E-Rechnung erstellen, versenden und empfangen
Norman legt die E-Rechnung automatisch in jede Rechnung, versendet sie als ZUGFeRD-PDF und liest eingehende E-Rechnungen. Und was fehlt, wenn keine entsteht.
Aktualisiert
Eine E-Rechnung ist keine PDF-Datei zum Ansehen, sondern ein maschinenlesbarer Datensatz. Norman erzeugt ihn für jede Rechnung automatisch und legt ihn in die PDF-Datei. Du musst dafür nichts einschalten und keinen Knopf drücken.
Was Norman erstellt
Norman erstellt eine ZUGFeRD-Rechnung (auch Factur-X genannt) nach der europäischen Norm EN 16931. Das Ergebnis ist eine ganz normale PDF-Rechnung, in der die Rechnungsdaten zusätzlich als XML stecken:
- Dein Kunde sieht die Rechnung wie immer als PDF.
- Die Buchhaltungssoftware deines Kunden liest die Daten direkt aus derselben Datei aus, ohne Abtippen.
Das passiert beim Erstellen der Rechnung und noch einmal bei jeder Änderung. Es gibt keine Einstellung dafür.
Versenden
Versende die Rechnung wie gewohnt aus Norman. Die angehängte PDF-Datei ist die E-Rechnung. Auch der Download aus der Rechnungsansicht liefert dieselbe Datei. Du brauchst nichts zusätzlich zu verschicken.
Die XML-Datei einzeln herunterladen
Manche Kunden und Portale wollen die XML-Datei getrennt vom PDF. Öffne die Rechnung, klicke oben rechts auf das Menü und wähle E-Rechnungs-XML herunterladen. Bei Angeboten gibt es die Option nicht.
Wenn keine E-Rechnung entsteht
Für einen gültigen Datensatz braucht Norman ein Mindestmaß an Angaben. Fehlt etwas, erstellt Norman die Rechnung trotzdem, aber als reines PDF ohne eingebettete Daten. Das siehst du der Rechnung nicht an. Der Test: Lade die XML-Datei herunter. Klappt das nicht, nennt dir die Meldung das fehlende Feld.
Das braucht eine E-Rechnung:
- Ein Kunde ist der Rechnung zugeordnet.
- Mindestens eine Position, und keine Position mit negativem Preis. Für eine Gutschrift nutzt du die Stornorechnung.
- Deine Steuernummer oder deine USt-IdNr. in den Geschäftsdetails.
- Deine USt-IdNr., sobald eine Position 19 % oder 7 % Umsatzsteuer trägt. Die Steuernummer allein reicht dann nicht.
- Bei Reverse-Charge zusätzlich die USt-IdNr. deines Kunden. Ohne sie entsteht keine E-Rechnung.

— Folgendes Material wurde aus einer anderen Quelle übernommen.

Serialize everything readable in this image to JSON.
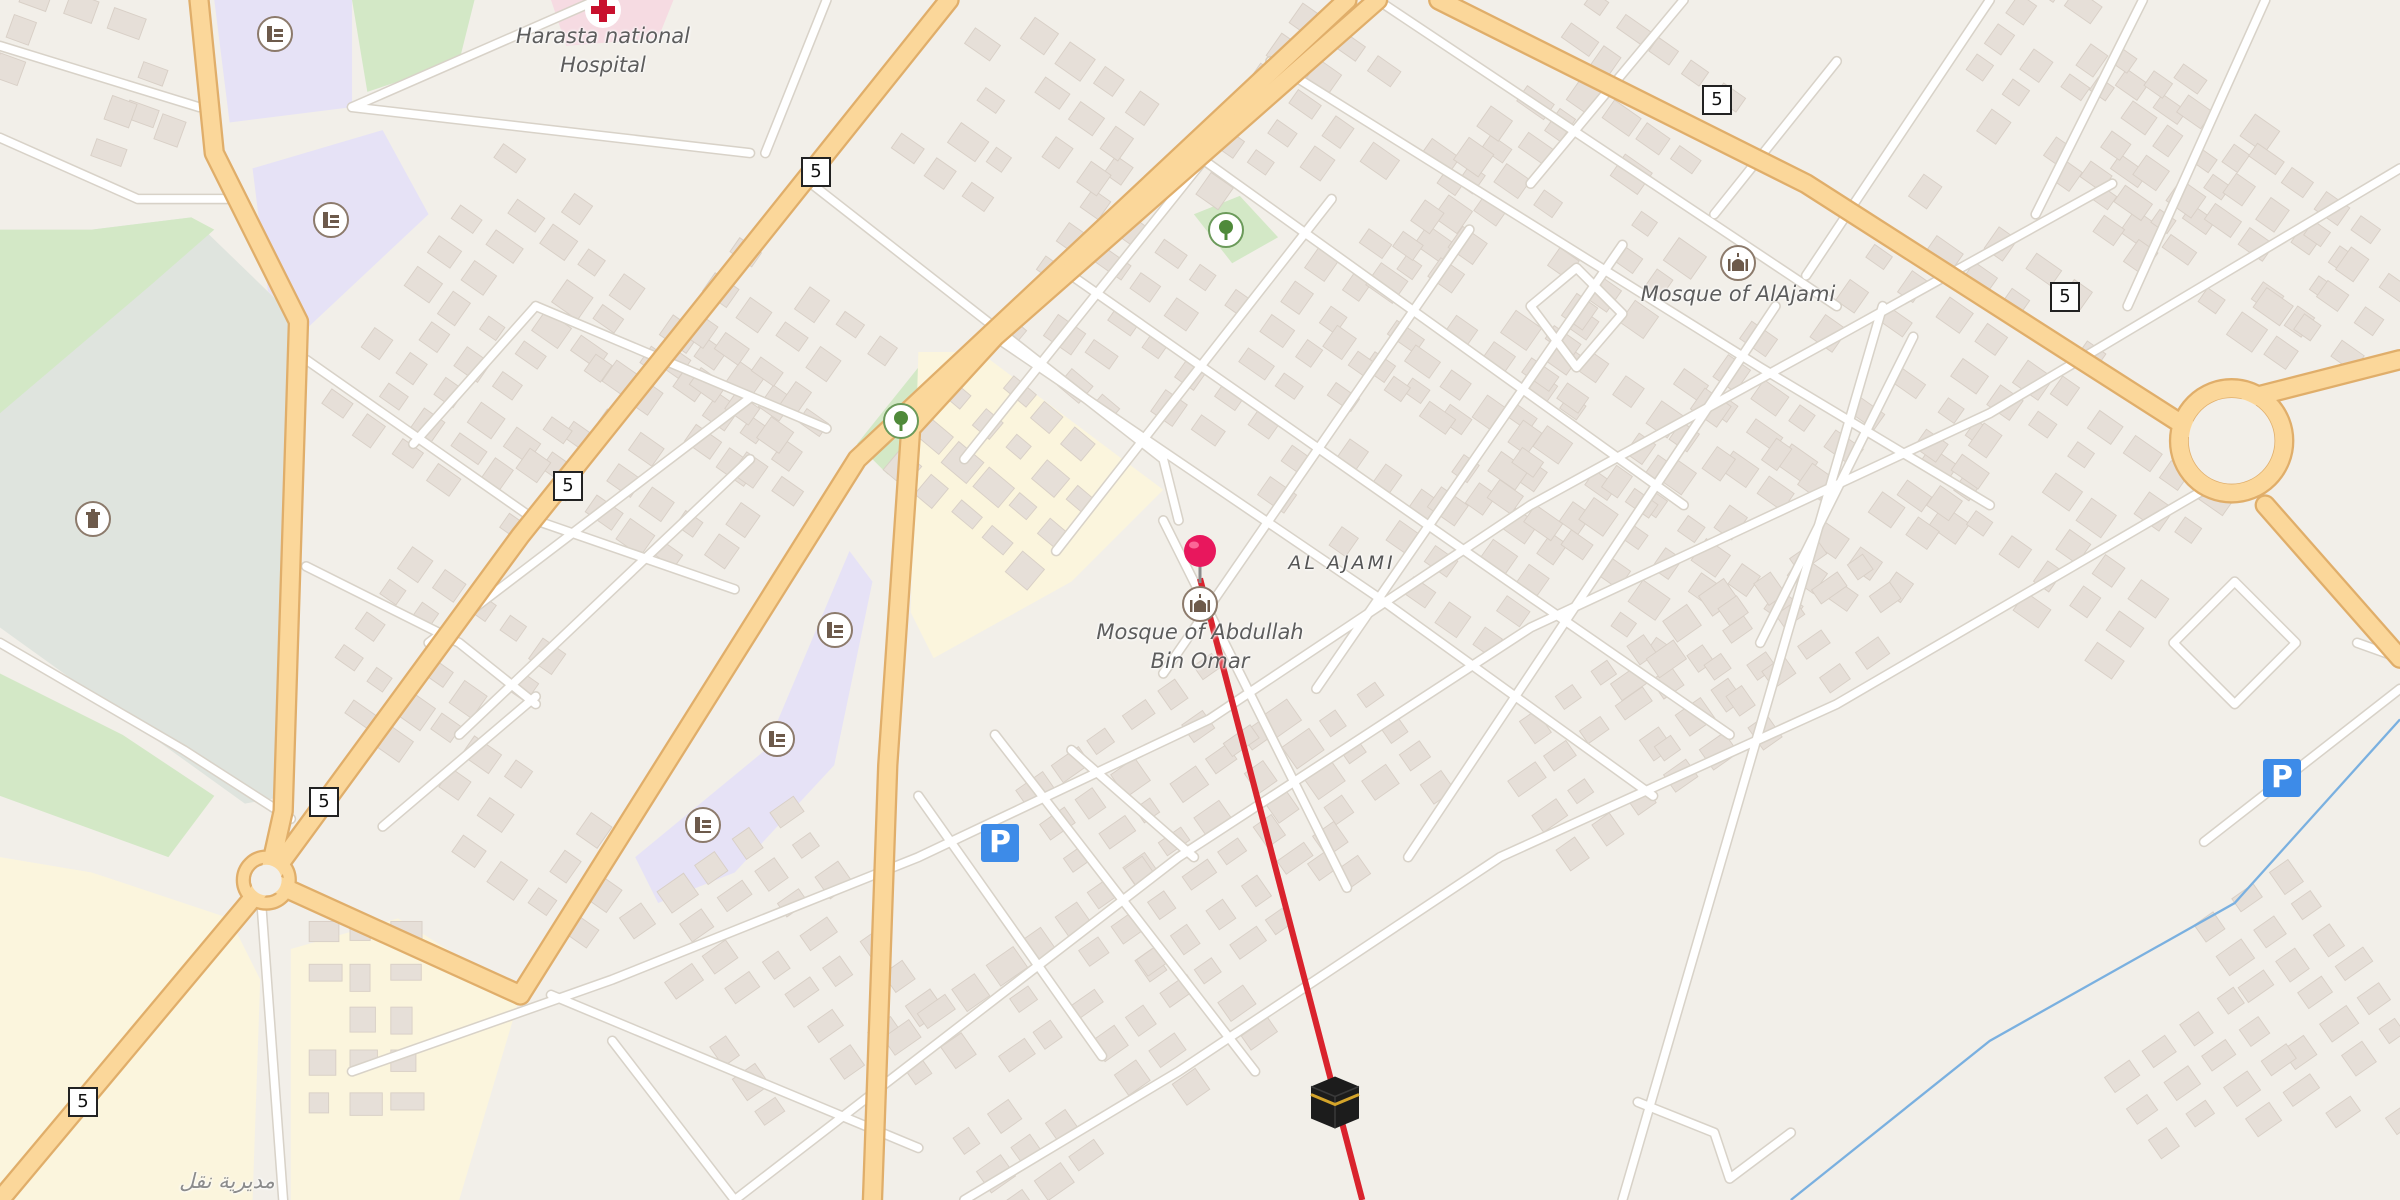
{
  "map": {
    "route_color": "#d9232d",
    "pin_color": "#e8175d",
    "colors": {
      "background": "#f2efe9",
      "building": "#e6dfd8",
      "major_road": "#fbd79a",
      "major_road_casing": "#e0ae6a",
      "minor_road": "#ffffff",
      "minor_road_casing": "#d8d2c8",
      "park": "#d3e8c6",
      "cemetery": "#dfe4de",
      "school_area": "#e6e2f6",
      "residential_yellow": "#fbf5dd",
      "hospital_area": "#f6dbe2",
      "water_line": "#7ab0e0"
    }
  },
  "labels": {
    "hospital": "Harasta national\nHospital",
    "mosque_alajami": "Mosque of AlAjami",
    "mosque_abdullah": "Mosque of Abdullah\nBin Omar",
    "al_ajami": "AL AJAMI",
    "arabic_town": "مديرية نقل"
  },
  "shields": [
    "5",
    "5",
    "5",
    "5",
    "5",
    "5"
  ],
  "icons": {
    "school": "school-icon",
    "park": "tree-icon",
    "mosque": "mosque-icon",
    "cemetery": "cemetery-icon",
    "hospital": "hospital-cross-icon",
    "parking": "parking-icon",
    "pin": "location-pin-icon",
    "kaaba": "kaaba-icon"
  },
  "parking_label": "P"
}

Deine eigenen Angaben stehen in den Vorlageneinstellungen unter den Geschäftsdetails. Lies Vorlageneinstellungen für Rechnungen. Die USt-IdNr. deines Kunden trägst du beim Kunden ein.
Eingehende E-Rechnungen
Norman liest E-Rechnungen, die du bekommst. Lade die Datei wie jeden anderen Beleg unter Dokumente hoch oder schicke sie an deinen Beleg-Posteingang. Norman erkennt beide gängigen Formate, ZUGFeRD und XRechnung, und füllt Datum, Betrag, Umsatzsteuer und Lieferant aus dem Datensatz statt aus dem Bild.
Seit 2025 muss jedes Unternehmen in Deutschland E-Rechnungen empfangen können. Mehr zu den Fristen steht auf der Seite E-Rechnung.
Häufige Fragen
Kostet die E-Rechnung extra? Nein. Sie ist in jedem Tarif enthalten, auch im Kostenlos-Tarif.
Kann ich eine reine PDF-Rechnung ohne Daten erstellen? Nein, und du brauchst es auch nicht. Eine ZUGFeRD-Rechnung ist für jeden Empfänger lesbar, auch für den, der nur das PDF ansieht.
Ist das eine XRechnung? Norman erstellt die E-Rechnung im ZUGFeRD-Format nach EN 16931. XRechnung ist eine deutsche Ausprägung derselben Norm, die vor allem öffentliche Auftraggeber verlangen. Rechnest du regelmäßig mit Behörden ab, sprich vorher mit dem Support über deinen Fall.
Als Kleinunternehmer:in? Auch deine Rechnungen ohne Umsatzsteuer bekommen den Datensatz. Es gilt dieselbe Bedingung: Steuernummer oder USt-IdNr. müssen hinterlegt sein.